TikTok kündigt Rückzug aus Hongkong an

Die Video-App TikTok des chinesischen Konzerns ByteDance soll in den kommenden Tagen vom Markt in Hongkong genommen werden. Dies geschehe "angesichts der jüngsten Ereignisse", sagte ein TikTok-Sprecher der Nachrichtenagentur Reuters.
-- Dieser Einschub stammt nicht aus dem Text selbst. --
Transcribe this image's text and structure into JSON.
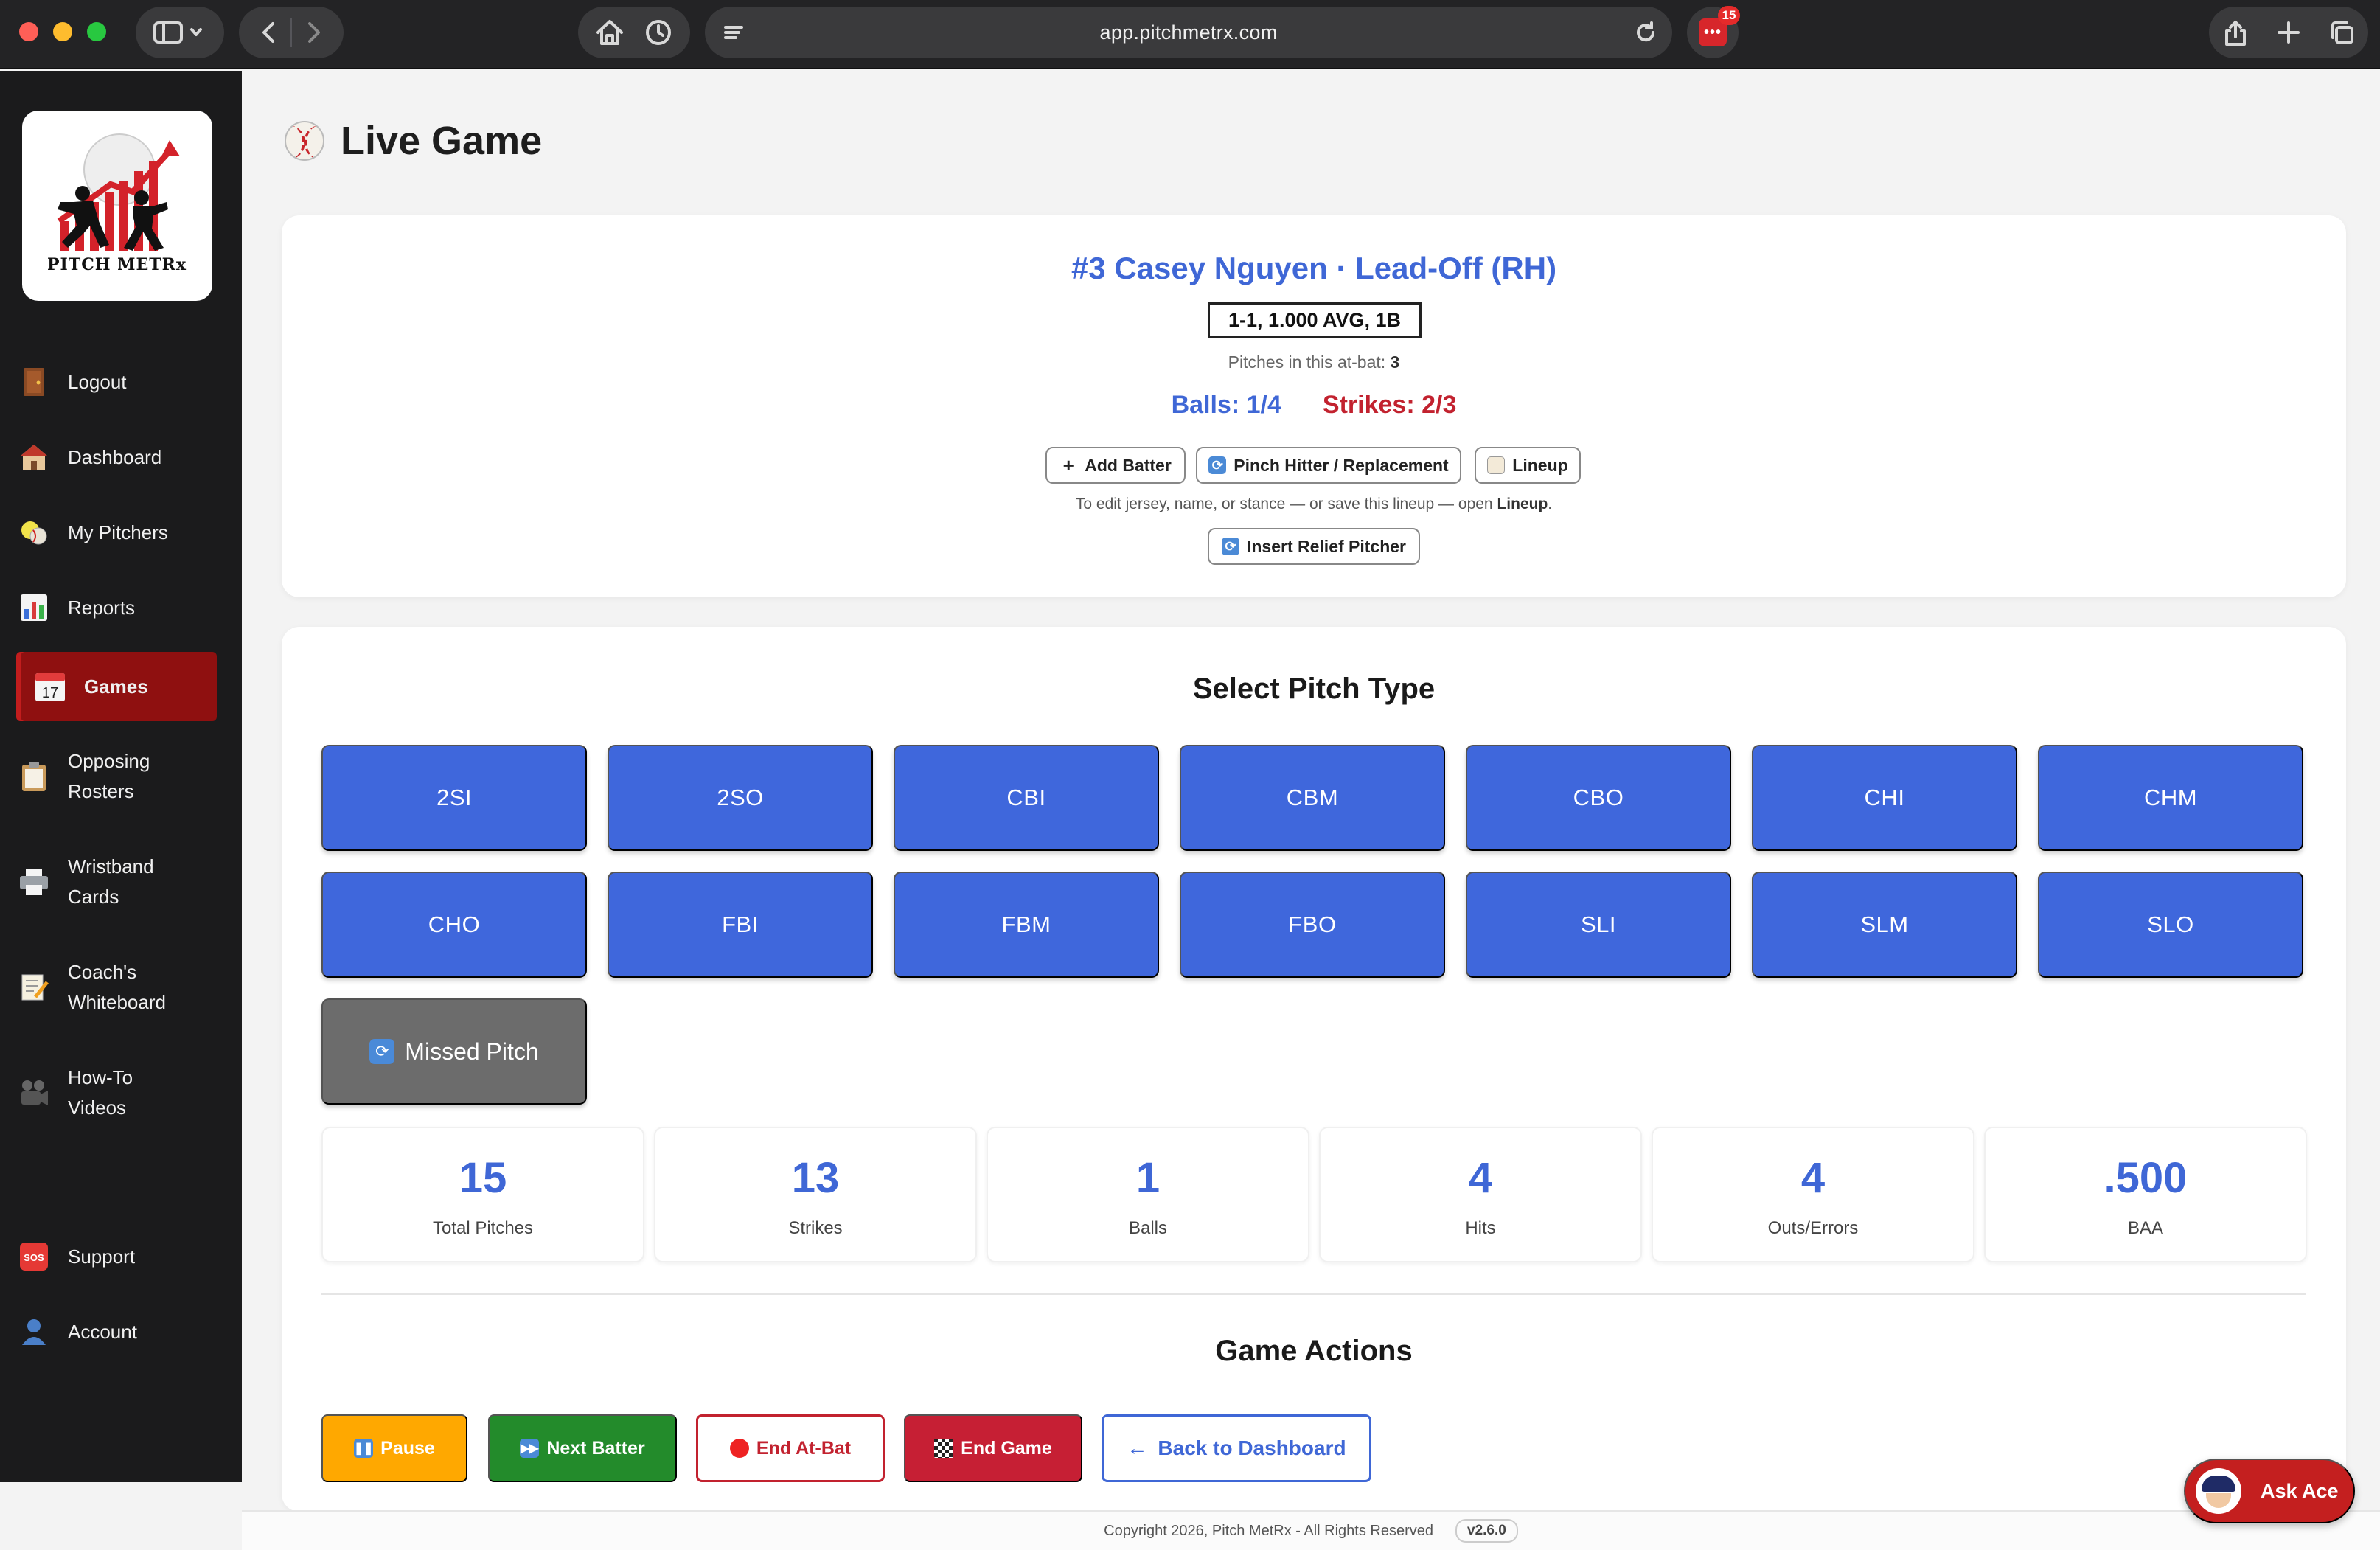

Zuvor hatte der US-Konzern Facebook als Reaktion auf das umstrittene neue Sicherheitsgesetz angekündigt, keine WhatsApp-Daten mehr an die Justizbehörden in Hongkong herauszugeben. TikTok hat in der Vergangenheit erklärt, man werde Zensurgesuche oder Bitten um Nutzer-Daten der chinesischen Regierung nicht Folge leisten.